2010-2011 Undergraduate Research in Nutrition and Food Science
Background: Despite the benefits of eating adequate fruits and vegetables, only 25% of 18-25 year old students consume 5 or more servings of fruits and vegetables per day. From previous studies, low intake of fruits and vegetables appears to be related to high-risk behaviors, specifically alcohol consumption, in college students. Reports show that only 11% of frequent alcohol bingers in college consume the recommended 5 servings of fruits and vegetables per day.
Methods: To determine the correlation between alcohol intake and consumption of fruits and vegetables on the University of Kentucky campus, a survey was distributed to 200 collegiate young adults.

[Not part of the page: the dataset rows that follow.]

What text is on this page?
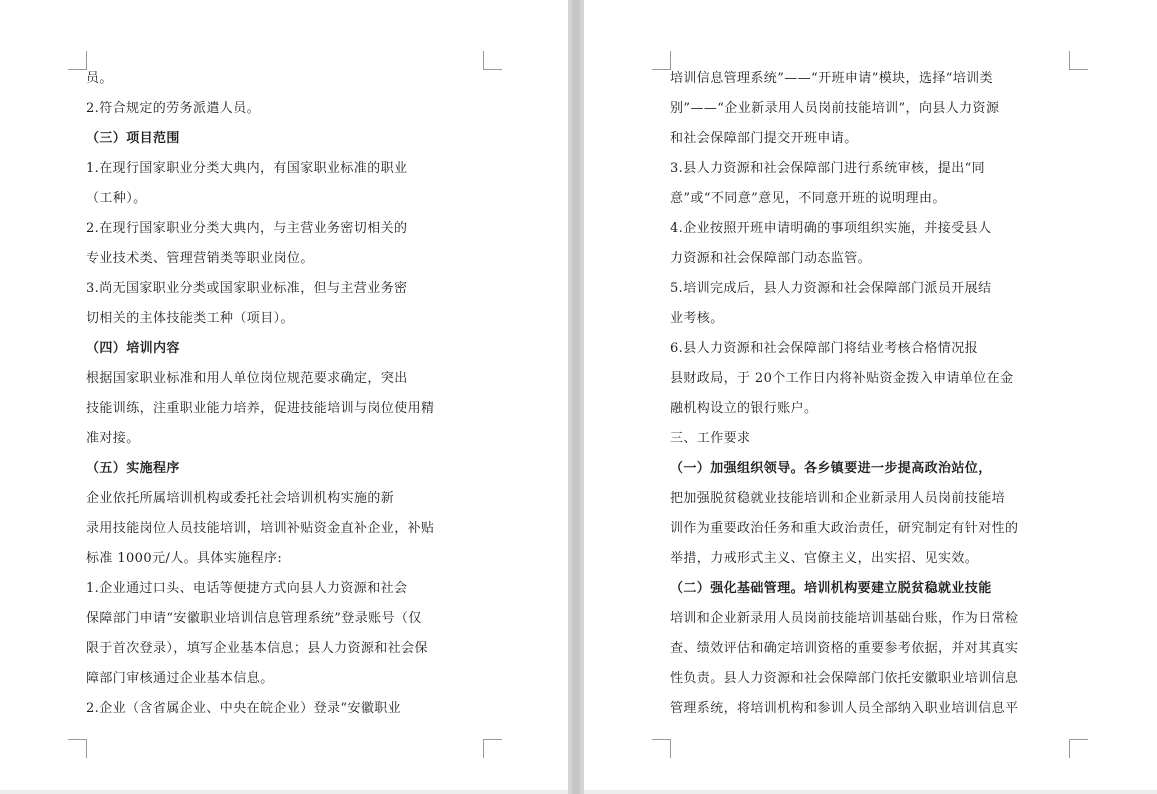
员。

2.符合规定的劳务派遣人员。

（三）项目范围

1.在现行国家职业分类大典内，有国家职业标准的职业

（工种）。

2.在现行国家职业分类大典内，与主营业务密切相关的

专业技术类、管理营销类等职业岗位。

3.尚无国家职业分类或国家职业标准，但与主营业务密

切相关的主体技能类工种（项目）。

（四）培训内容

根据国家职业标准和用人单位岗位规范要求确定，突出

技能训练，注重职业能力培养，促进技能培训与岗位使用精

准对接。

（五）实施程序

企业依托所属培训机构或委托社会培训机构实施的新

录用技能岗位人员技能培训，培训补贴资金直补企业，补贴

标准 1000元/人。具体实施程序:

1.企业通过口头、电话等便捷方式向县人力资源和社会

保障部门申请“安徽职业培训信息管理系统”登录账号（仅

限于首次登录），填写企业基本信息；县人力资源和社会保

障部门审核通过企业基本信息。

2.企业（含省属企业、中央在皖企业）登录“安徽职业

培训信息管理系统”——“开班申请”模块，选择“培训类

别”——“企业新录用人员岗前技能培训”，向县人力资源

和社会保障部门提交开班申请。

3.县人力资源和社会保障部门进行系统审核，提出“同

意”或“不同意”意见，不同意开班的说明理由。

4.企业按照开班申请明确的事项组织实施，并接受县人

力资源和社会保障部门动态监管。

5.培训完成后，县人力资源和社会保障部门派员开展结

业考核。

6.县人力资源和社会保障部门将结业考核合格情况报

县财政局，于 20个工作日内将补贴资金拨入申请单位在金

融机构设立的银行账户。

三、工作要求

（一）加强组织领导。各乡镇要进一步提高政治站位，

把加强脱贫稳就业技能培训和企业新录用人员岗前技能培

训作为重要政治任务和重大政治责任，研究制定有针对性的

举措，力戒形式主义、官僚主义，出实招、见实效。

（二）强化基础管理。培训机构要建立脱贫稳就业技能

培训和企业新录用人员岗前技能培训基础台账，作为日常检

查、绩效评估和确定培训资格的重要参考依据，并对其真实

性负责。县人力资源和社会保障部门依托安徽职业培训信息

管理系统，将培训机构和参训人员全部纳入职业培训信息平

Results: Of the 200 surveys collected, 81 were males with ages ranging from 18-26 years (average 20.54 ± 2.19) and 119 were females with ages ranging from 18-39 years (average 20.69 ± 2.88). The students surveyed were asked about their alcohol consumption, frequency, and type, as well as, if they eat fruits and vegetables, how many servings they consume daily and the main factor affecting their consumption. From these males and females surveyed, 90% and 88% respectively responded as having consumed alcohol since attending college. A majority of participants reported regularly consuming fruits and vegetables (79% and 84% respectively). However, 78% of males and 72% of females reported they do not feel they eat healthy during or after drinking episodes. A significant difference was also found between students not meeting the USDA recommendations for fruits and vegetables, and those that self-reported there frequency of alcohol consumption as ‘often' and consuming 3-4 drinks during one drinking episode.
Conclusion: Of the participants that reported drinking while in college, a correlation was found in certain frequencies and volumes of alcohol consumed with students not meeting the USDA recommendations for both fruits and vegetables.